Indian immigration accuses US embassy teachers of visa fraud

Indian immigration authorities have accused staff at the US embassy school in New Delhi of tax and visa offences. This is being seen as retaliation for the arrest of an Indian diplomat in New York for visa offences in December 2013

The American Embassy School is a school primarily for the children of English speaking diplomats in New Delhi. The school is situated on land owned by the US government next to the US embassy and has 1500 pupils. Many of the teachers at the school are married couples from the US; it is frequently the case that both husband and wife teach at the school.

There is a 1973 agreement between India and the US which allows some teachers at the school to be employed tax free. This does not apply to all staff and when the quota of tax free teachers is reached, India requires the rest to register for tax.

Women in breach of tax and immigration laws

To maximise the number of tax free staff working at the school, India claims, the school advises female staff who are married to male teachers to claim that they are 'housewives' who do not work for the school. This, Indian officials say, means that the women are in breach of Indian immigration and tax laws.

Syed Akbaruddin of India's Ministry of External Affairs told The Times of India that this was 'clearly a violation of tax law. The Ministry believes that up to 16 teachers may have broken the rules and be guilty of tax and visa offences.

The accusations are seen as being in retaliation for the treatment of an Indian diplomat, Devyani Khobragade. Mrs Khobragade was the Deputy Consul General at the Indian Consulate in New York. On 11th December 2013, she was arrested outside her daughter's school. She was taken to a police station and allegedly strip-searched.

Indian diplomat charged with visa fraud

On 9th January 2014, Mrs Khobragade was charged with making false statements in support of an application for a visa for her daughter's nanny Sangeeta Richard. The US police alleged that Mrs Khobragade had falsely claimed that Ms Richard was being paid the US minimum wage of $9.75 per hour.

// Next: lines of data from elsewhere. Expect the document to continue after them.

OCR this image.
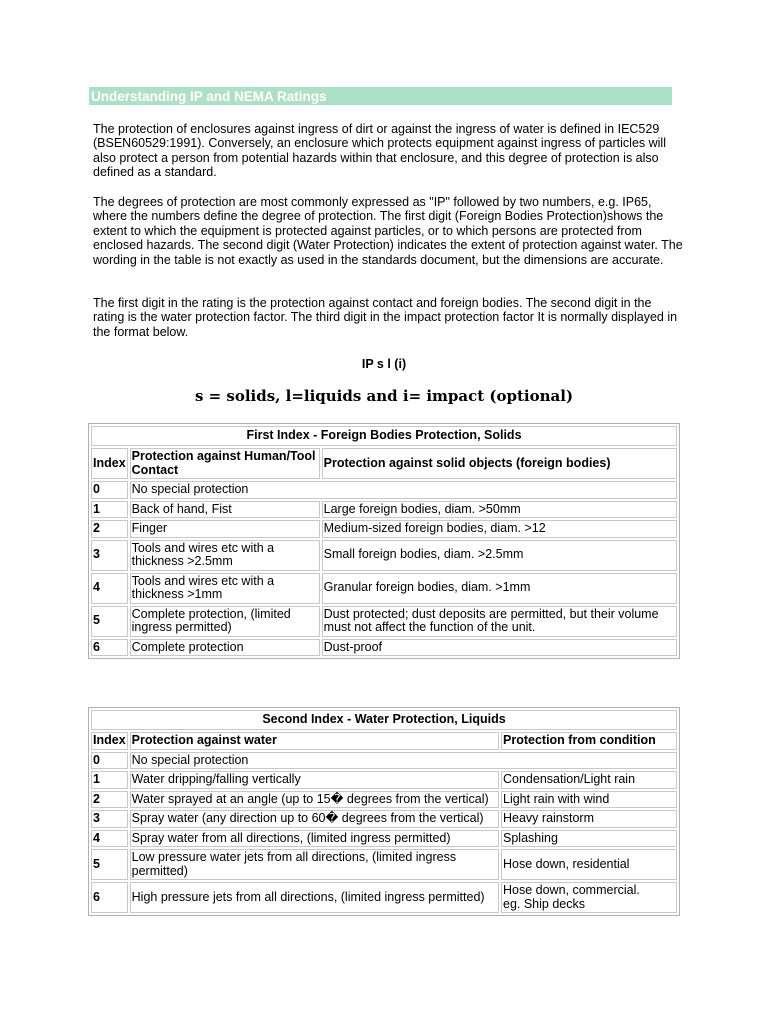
Understanding IP and NEMA Ratings

The protection of enclosures against ingress of dirt or against the ingress of water is defined in IEC529 (BSEN60529:1991). Conversely, an enclosure which protects equipment against ingress of particles will also protect a person from potential hazards within that enclosure, and this degree of protection is also defined as a standard.

The degrees of protection are most commonly expressed as "IP" followed by two numbers, e.g. IP65, where the numbers define the degree of protection. The first digit (Foreign Bodies Protection)shows the extent to which the equipment is protected against particles, or to which persons are protected from enclosed hazards. The second digit (Water Protection) indicates the extent of protection against water. The wording in the table is not exactly as used in the standards document, but the dimensions are accurate.

The first digit in the rating is the protection against contact and foreign bodies. The second digit in the rating is the water protection factor. The third digit in the impact protection factor It is normally displayed in the format below.

IP s l (i)
s = solids, l=liquids and i= impact (optional)
First Index - Foreign Bodies Protection, Solids		
Index	Protection against Human/Tool Contact	Protection against solid objects (foreign bodies)
0	No special protection	
1	Back of hand, Fist	Large foreign bodies, diam. >50mm
2	Finger	Medium-sized foreign bodies, diam. >12
3	Tools and wires etc with a thickness >2.5mm	Small foreign bodies, diam. >2.5mm
4	Tools and wires etc with a thickness >1mm	Granular foreign bodies, diam. >1mm
5	Complete protection, (limited ingress permitted)	Dust protected; dust deposits are permitted, but their volume must not affect the function of the unit.
6	Complete protection	Dust-proof
Second Index - Water Protection, Liquids		
Index	Protection against water	Protection from condition
0	No special protection	
1	Water dripping/falling vertically	Condensation/Light rain
2	Water sprayed at an angle (up to 15� degrees from the vertical)	Light rain with wind
3	Spray water (any direction up to 60� degrees from the vertical)	Heavy rainstorm
4	Spray water from all directions, (limited ingress permitted)	Splashing
5	Low pressure water jets from all directions, (limited ingress permitted)	Hose down, residential
6	High pressure jets from all directions, (limited ingress permitted)	Hose down, commercial.
eg. Ship decks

Ms Richard had made a statement to the authorities that she was, in fact, being paid closer to $3.31 per hour, which would be a breach of the terms of the grant of her visa; an A-3 visa for the personal staff of diplomats in the US.

After being charged, Mrs Khobragade faced a possible ten year jail term, if convicted. In the hope of restoring normal relations with the Indian Government the US authorities then issued her with a G-1 visa which grants near total immunity from prosecution. G-1s are normally issued to international staff of organisations such as the United Nations. She left the US shortly thereafter.

India angered

The Khobragade episode has caused considerable anger in New Delhi. The Indian Government has already somewhat inconvenienced the US Government in other ways.

Before the investigation into the American Embassy School, the Indian government had on a temporary basis withdrawn Indian army protection from outside the US embassy and had also expelled a US diplomat.